Most security teams understand web application attacks, network intrusions, and social engineering. But LLM-specific attack techniques are fundamentally different. They exploit the statistical nature of language models rather than traditional software vulnerabilities. The attack surface is the model’s own reasoning.
After running hundreds of automated red-teaming assessments at AgenticAssure, here are the eight attack categories every CISO should understand.
1. Prompt injection
The most prevalent LLM vulnerability. An attacker adds specific instructions into a prompt to hijack the model’s output. This is the LLM equivalent of SQL injection, but with no reliable parameterization defense. The model’s input IS the control plane.
2. Prompt leaking
A specialized form of prompt injection where the goal is to force the model to reveal its system prompt. Once leaked, an attacker knows exactly what guardrails to bypass.
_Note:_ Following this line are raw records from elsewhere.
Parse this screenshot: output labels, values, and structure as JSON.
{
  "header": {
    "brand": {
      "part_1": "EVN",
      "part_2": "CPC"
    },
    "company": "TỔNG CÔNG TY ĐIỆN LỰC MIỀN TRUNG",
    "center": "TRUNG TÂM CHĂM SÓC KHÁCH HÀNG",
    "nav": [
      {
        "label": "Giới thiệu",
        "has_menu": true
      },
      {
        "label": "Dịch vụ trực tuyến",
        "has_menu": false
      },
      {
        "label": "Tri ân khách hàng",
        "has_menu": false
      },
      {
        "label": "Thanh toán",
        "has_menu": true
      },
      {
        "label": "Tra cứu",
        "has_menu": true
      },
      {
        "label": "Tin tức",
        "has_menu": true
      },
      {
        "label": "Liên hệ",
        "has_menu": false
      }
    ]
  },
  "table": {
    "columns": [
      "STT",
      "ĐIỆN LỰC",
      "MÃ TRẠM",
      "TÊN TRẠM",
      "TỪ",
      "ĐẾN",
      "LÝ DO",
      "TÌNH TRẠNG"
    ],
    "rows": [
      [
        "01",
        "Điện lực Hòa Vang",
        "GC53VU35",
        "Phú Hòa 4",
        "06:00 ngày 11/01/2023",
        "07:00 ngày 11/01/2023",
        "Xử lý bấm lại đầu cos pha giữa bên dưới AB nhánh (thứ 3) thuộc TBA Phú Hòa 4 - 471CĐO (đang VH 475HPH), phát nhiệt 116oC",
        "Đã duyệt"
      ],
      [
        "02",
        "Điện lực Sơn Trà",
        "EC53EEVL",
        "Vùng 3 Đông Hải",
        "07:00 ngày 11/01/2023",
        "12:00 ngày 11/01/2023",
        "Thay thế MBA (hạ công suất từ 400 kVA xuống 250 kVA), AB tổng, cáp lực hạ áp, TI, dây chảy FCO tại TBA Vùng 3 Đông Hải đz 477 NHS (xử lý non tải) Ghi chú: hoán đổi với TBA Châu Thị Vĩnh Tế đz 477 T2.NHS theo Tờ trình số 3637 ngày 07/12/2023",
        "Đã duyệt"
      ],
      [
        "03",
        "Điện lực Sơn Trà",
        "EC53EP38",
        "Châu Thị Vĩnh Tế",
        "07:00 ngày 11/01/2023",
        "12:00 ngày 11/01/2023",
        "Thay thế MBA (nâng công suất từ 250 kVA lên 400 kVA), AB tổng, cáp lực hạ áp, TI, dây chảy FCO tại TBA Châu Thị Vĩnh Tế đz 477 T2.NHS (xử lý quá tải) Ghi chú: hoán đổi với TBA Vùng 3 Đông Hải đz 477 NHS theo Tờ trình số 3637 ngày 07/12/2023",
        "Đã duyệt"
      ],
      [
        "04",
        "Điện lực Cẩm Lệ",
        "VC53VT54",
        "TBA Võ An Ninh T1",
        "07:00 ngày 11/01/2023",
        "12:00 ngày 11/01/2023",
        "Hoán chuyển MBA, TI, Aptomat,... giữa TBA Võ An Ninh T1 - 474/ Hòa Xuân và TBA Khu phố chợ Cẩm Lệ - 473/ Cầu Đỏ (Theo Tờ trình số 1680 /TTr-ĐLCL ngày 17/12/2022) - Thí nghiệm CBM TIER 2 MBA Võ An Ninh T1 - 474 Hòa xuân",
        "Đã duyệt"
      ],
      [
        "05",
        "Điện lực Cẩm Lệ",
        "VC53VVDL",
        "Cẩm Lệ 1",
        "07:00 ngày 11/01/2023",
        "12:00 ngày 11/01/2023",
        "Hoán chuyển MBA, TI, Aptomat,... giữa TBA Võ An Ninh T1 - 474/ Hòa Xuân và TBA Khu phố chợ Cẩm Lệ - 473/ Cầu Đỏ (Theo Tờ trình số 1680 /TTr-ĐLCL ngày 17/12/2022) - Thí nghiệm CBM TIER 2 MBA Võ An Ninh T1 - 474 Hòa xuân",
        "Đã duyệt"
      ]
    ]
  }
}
3. Data training poisoning
Attackers inject malicious or biased data into the training dataset to influence the model’s future behavior. The damage is embedded during training and surfaces later in production.
4. Jailbreaking
The most publicized attack category. Jailbreaking uses prompt injection specifically to bypass safety and moderation features. Common patterns exploit role-play scenarios, hypothetical framing, and encoding tricks.
5. Model inversion
An attacker queries the model with carefully crafted inputs to reconstruct sensitive information from the training data.
6. Data extraction
Targeted variant of model inversion focused on extracting specific sensitive records like API keys, email addresses, or credentials.
7. Model stealing
The attacker records a large number of input-output interactions then trains a clone, enabling intellectual property theft and license violation.
8. Membership inference
The attacker determines whether a specific data point was part of the model’s training data, with serious privacy and regulatory implications.
What this means for enterprise AI security
Traditional security tools do not catch these. You cannot run Burp Suite against a jailbreak attempt. You need purpose-built AI red teaming that understands how language models process inputs and where their reasoning can be exploited.